Friday, August 27, 2010

Open Letter to Montgomery County Board of Supervisors

Where I tilt at windmills once again. All politics is local and I try to use my economic position in the community to give hard facts to our leaders.


Dear Montgomery County Supervisors:

I am writing you as both a parent of upcoming 7th and 4th graders and as a medium sized business owner in the county. I want to encourage all of you to vote for plans to bring all Blacksburg strand students back to the area as soon as is feasible and to vote for a tax increase and bond issuance to construct new high schools in Blacksburg and Auburn.
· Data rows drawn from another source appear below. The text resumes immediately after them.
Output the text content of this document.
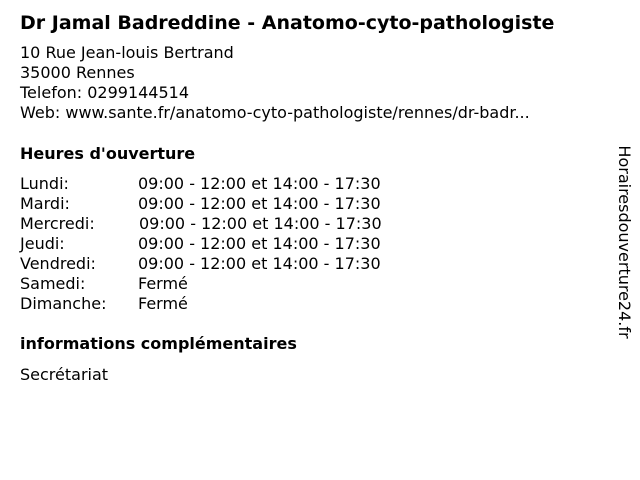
Dr Jamal Badreddine - Anatomo-cyto-pathologiste
10 Rue Jean-louis Bertrand
35000 Rennes
Telefon: 0299144514
Web: www.sante.fr/anatomo-cyto-pathologiste/rennes/dr-badr...
Heures d'ouverture
Lundi:	09:00 - 12:00 et 14:00 - 17:30
Mardi:	09:00 - 12:00 et 14:00 - 17:30
Mercredi:	09:00 - 12:00 et 14:00 - 17:30
Jeudi:	09:00 - 12:00 et 14:00 - 17:30
Vendredi:	09:00 - 12:00 et 14:00 - 17:30
Samedi:	Fermé
Dimanche: Fermé
informations complémentaires
Secrétariat
Horairesdouverture24.fr
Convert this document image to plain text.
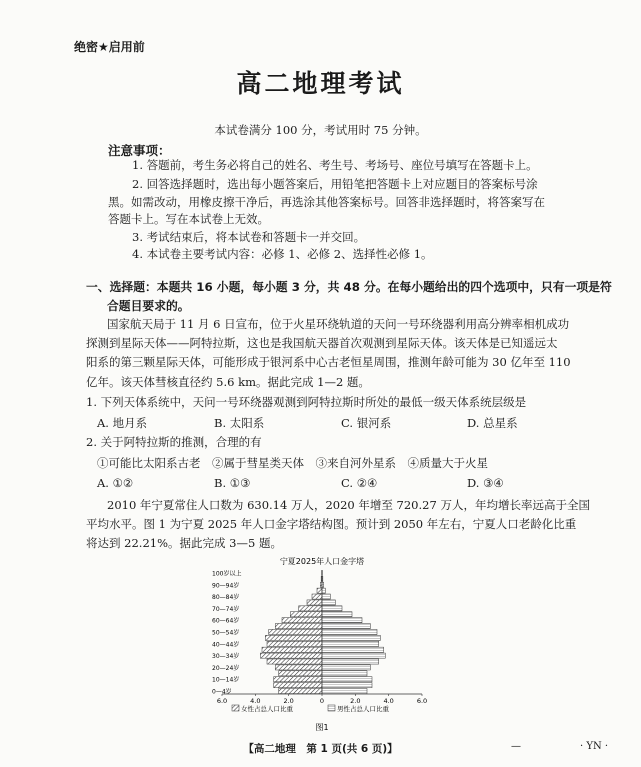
绝密★启用前
高二地理考试
本试卷满分 100 分，考试用时 75 分钟。
注意事项：
1. 答题前，考生务必将自己的姓名、考生号、考场号、座位号填写在答题卡上。
2. 回答选择题时，选出每小题答案后，用铅笔把答题卡上对应题目的答案标号涂
黑。如需改动，用橡皮擦干净后，再选涂其他答案标号。回答非选择题时，将答案写在
答题卡上。写在本试卷上无效。
3. 考试结束后，将本试卷和答题卡一并交回。
4. 本试卷主要考试内容：必修 1、必修 2、选择性必修 1。
一、选择题：本题共 16 小题，每小题 3 分，共 48 分。在每小题给出的四个选项中，只有一项是符
合题目要求的。
国家航天局于 11 月 6 日宣布，位于火星环绕轨道的天问一号环绕器利用高分辨率相机成功
探测到星际天体——阿特拉斯，这也是我国航天器首次观测到星际天体。该天体是已知遥远太
阳系的第三颗星际天体，可能形成于银河系中心古老恒星周围，推测年龄可能为 30 亿年至 110
亿年。该天体彗核直径约 5.6 km。据此完成 1—2 题。
1. 下列天体系统中，天问一号环绕器观测到阿特拉斯时所处的最低一级天体系统层级是
A. 地月系	B. 太阳系	C. 银河系	D. 总星系
2. 关于阿特拉斯的推测，合理的有
①可能比太阳系古老　②属于彗星类天体　③来自河外星系　④质量大于火星
A. ①②	B. ①③	C. ②④	D. ③④
2010 年宁夏常住人口数为 630.14 万人，2020 年增至 720.27 万人，年均增长率远高于全国
平均水平。图 1 为宁夏 2025 年人口金字塔结构图。预计到 2050 年左右，宁夏人口老龄化比重
将达到 22.21%。据此完成 3—5 题。
宁夏2025年人口金字塔
0—4岁
10—14岁
20—24岁
30—34岁
40—44岁
50—54岁
60—64岁
70—74岁
80—84岁
90—94岁
100岁以上
6.0	4.0	2.0	0	2.0	4.0	6.0
女性占总人口比重	男性占总人口比重
图1
【高二地理　第 1 页(共 6 页)】	—	· YN ·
My company, from which I write this email with contact information below, has a gross income of over $5,000,000 annually, growing at a rate of about 40% each year with a history going back well over 10 years. This is a high tech company with over 30 employees, paying county and town of Blacksburg taxes. We are located at the CRC and are in a newly built out office space just across from the school of osteopathy. Due to the apparent lack of will to invest in education in this county, I am now forced to look at moving my company to either Albemarle or Culpeper counties. I know personally of two other companies of similar size who have moved to Salem due to the better school system there before the collapse of BHS. I know of other similar companies in Montgomery county and individuals looking at the same. I simply cannot continue to grow in this area and recruit and retain talented individuals if the answer to the question "how are your secondary schools" is "we have no high school and/or middle school".
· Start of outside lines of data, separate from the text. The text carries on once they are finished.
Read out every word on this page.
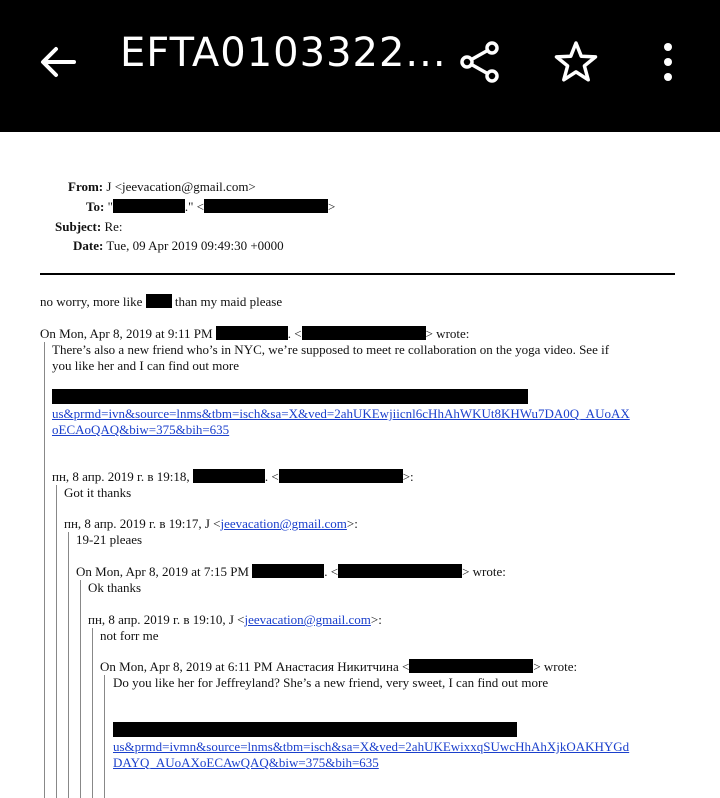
EFTA0103322...
From: J <jeevacation@gmail.com>
To: "	." <	>
Subject: Re:
Date: Tue, 09 Apr 2019 09:49:30 +0000
no worry, more like	than my maid please
On Mon, Apr 8, 2019 at 9:11 PM	. <	> wrote:
There’s also a new friend who’s in NYC, we’re supposed to meet re collaboration on the yoga video. See if
you like her and I can find out more
us&prmd=ivn&source=lnms&tbm=isch&sa=X&ved=2ahUKEwjiicnl6cHhAhWKUt8KHWu7DA0Q_AUoAX
oECAoQAQ&biw=375&bih=635
пн, 8 апр. 2019 г. в 19:18,	. <	>:
Got it thanks
пн, 8 апр. 2019 г. в 19:17, J <jeevacation@gmail.com>:
19-21 pleaes
On Mon, Apr 8, 2019 at 7:15 PM	. <	> wrote:
Ok thanks
пн, 8 апр. 2019 г. в 19:10, J <jeevacation@gmail.com>:
not forr me
On Mon, Apr 8, 2019 at 6:11 PM Анастасия Никитчина <	> wrote:
Do you like her for Jeffreyland? She’s a new friend, very sweet, I can find out more
us&prmd=ivmn&source=lnms&tbm=isch&sa=X&ved=2ahUKEwixxqSUwcHhAhXjkOAKHYGd
DAYQ_AUoAXoECAwQAQ&biw=375&bih=635
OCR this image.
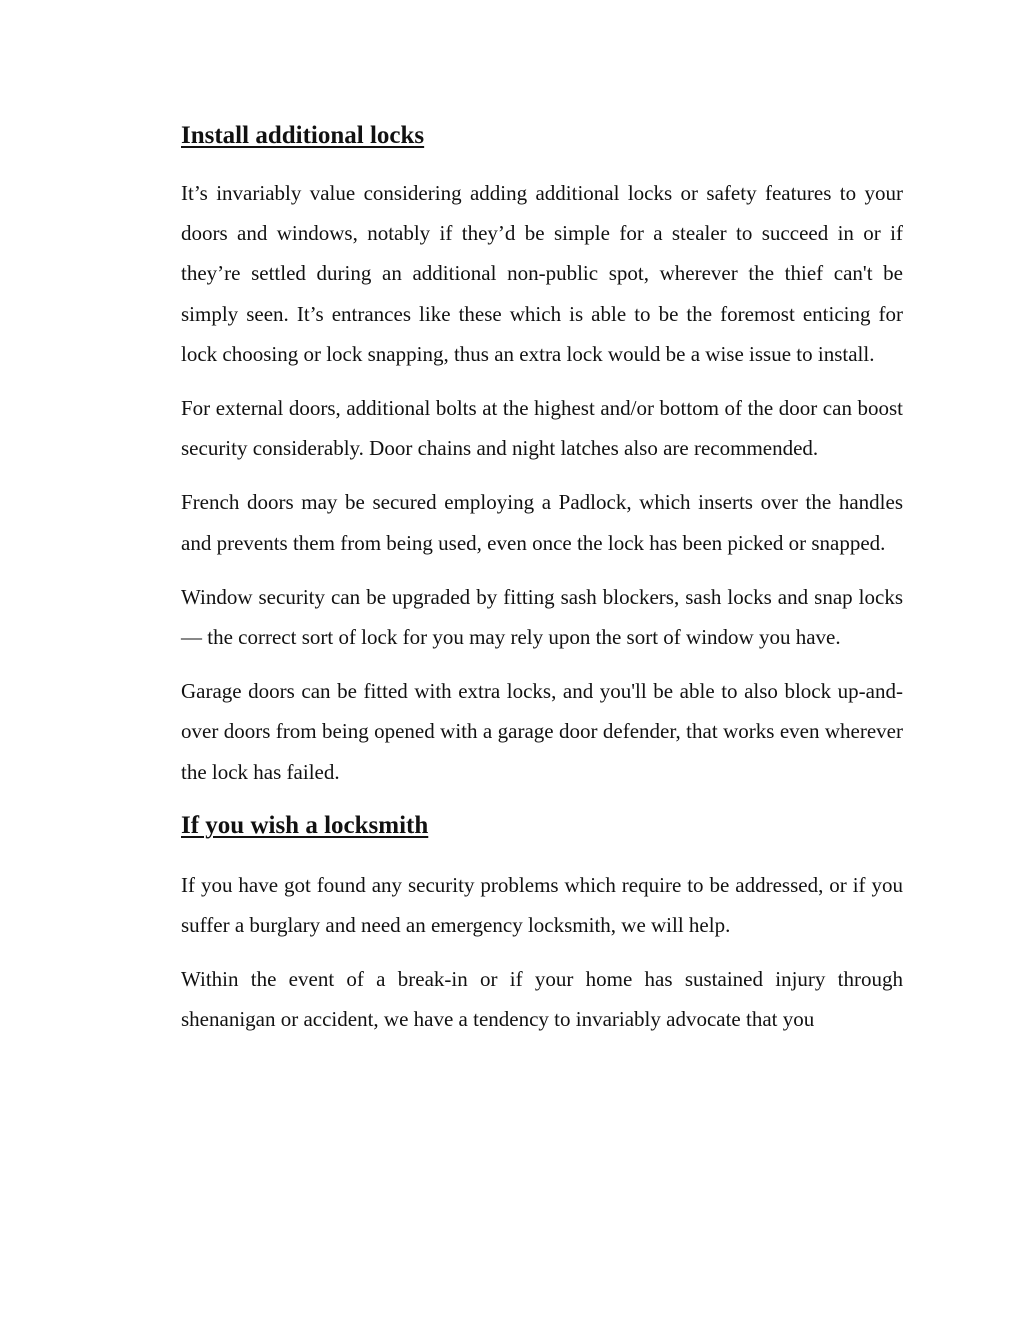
Install additional locks

It’s invariably value considering adding additional locks or safety features to your doors and windows, notably if they’d be simple for a stealer to succeed in or if they’re settled during an additional non-public spot, wherever the thief can't be simply seen. It’s entrances like these which is able to be the foremost enticing for lock choosing or lock snapping, thus an extra lock would be a wise issue to install.

For external doors, additional bolts at the highest and/or bottom of the door can boost security considerably. Door chains and night latches also are recommended.

French doors may be secured employing a Padlock, which inserts over the handles and prevents them from being used, even once the lock has been picked or snapped.

Window security can be upgraded by fitting sash blockers, sash locks and snap locks — the correct sort of lock for you may rely upon the sort of window you have.

Garage doors can be fitted with extra locks, and you'll be able to also block up-and-over doors from being opened with a garage door defender, that works even wherever the lock has failed.

If you wish a locksmith

If you have got found any security problems which require to be addressed, or if you suffer a burglary and need an emergency locksmith, we will help.

Within the event of a break-in or if your home has sustained injury through shenanigan or accident, we have a tendency to invariably advocate that you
This issue is not about the cost of raising taxes, but rather the cost of not investing in infrastructure. As the issue stands, the county will lose much more money in "bright flight" than it will in the cost of building these schools. With the same population, Albemarle County raises almost 3 times the tax revenue of Montgomery County. That fact is noticed by business investors like myself. I know the median income in Albemarle is more: about $64,000 for a family as compared to about $47,000 in Montgomery, but this difference does not account for their extraordinary contribution to education.

Historically, my largest hurdle to growth in Montgomery county has been transportation. This issue is usually about 5th on the list of importance for myself or any potential hire, well after 1) income, 2) educational system, 3) quality of life, 4) safety. I cannot imagine how this area expects to prosper with the educational system taking such a tremendous hit while the perception of the county being willing to fix this problem is perceived as nonexistent.

As a parent I have been appalled by both the process and attitude behind all of this discussion. I have made well known my disappointment that the school board and administration did not begin a planning process for BHS students in March or April before they had the engineering reports - you ALWAYS plan for the worst and hope for the best. I am still disgusted that the decision was to disrupt two student bodies and not just one. I have come to be appalled by the conditions in Auburn and wonder why I had not known of them sooner, perhaps this is my fault. I am frankly stunned to find this county in the situation it is in and wonder how you can justify the serious gaps in safety (why was the BHS gym roof not inspected along with others on a regular basis?) and planning (how could you not let revenue for the county grow when the economy was going so well to set aside money for a stormy time like we find ourselves in now?).

For school solutions: let me state that I am for repairing the current high school if it can be done swiftly to get all students back into their home strands (although I may be in the minority on this issues because I know so many parents who do not believe the main structure can be made safe). The progress made on OCMS should be lauded, but the distance to the school and the fact that students have tiny lockers for supplies, no lockers for gym and have to haul almost everything they have from building to building and going outside during winter weather is hardly a school to point to and say- here's our fantastic long term BMS. If it can be done before next school year, you should fix BHS. But I could not, for a minute, understand justification for rebuilding the BHS gym. That expenditure would be a complete waste- there is a community center that is under used across the street that high schoolers already use for swimming activities. Gyms, unlike schools, actually are not needed as core to giving students an education.

For tax solutions: first of all you must consider how many people you will lose without taking proper action. People, businesses, perhaps even educational institutions. Second of all, why only look at a property tax increase? Why not consider an exemption for increase for lower income households? I know almost every parent in Blacksburg would gladly pay double a $.12/$100 increase on property tax if we knew it would go toward school construction. And not just for construction in Blacksburg, but for Auburn as well. I would happily go out to dinner more to pay a 3%-5% special tax on meals if I knew it would be properly invested. There are many other avenues you could explore and the good faith and future growth in the county could be restored, vastly offsetting any hardship (little as it would be) to any short term tax increase.

Thank you so much for your time and consideration,


Doug Garnett-Deakin

1 comment:

Anonymous said...

Very well done. Most of the commentary I've seen about this issue has just rooted for one school to get a new school and to hell with everyone else. So nice to read an intelligent discussion on the issue! (I graduated from Auburn 10 years ago, my husband from Blacksburg 12 years ago...Auburn was falling apart then...can't believe they're still in that same building.)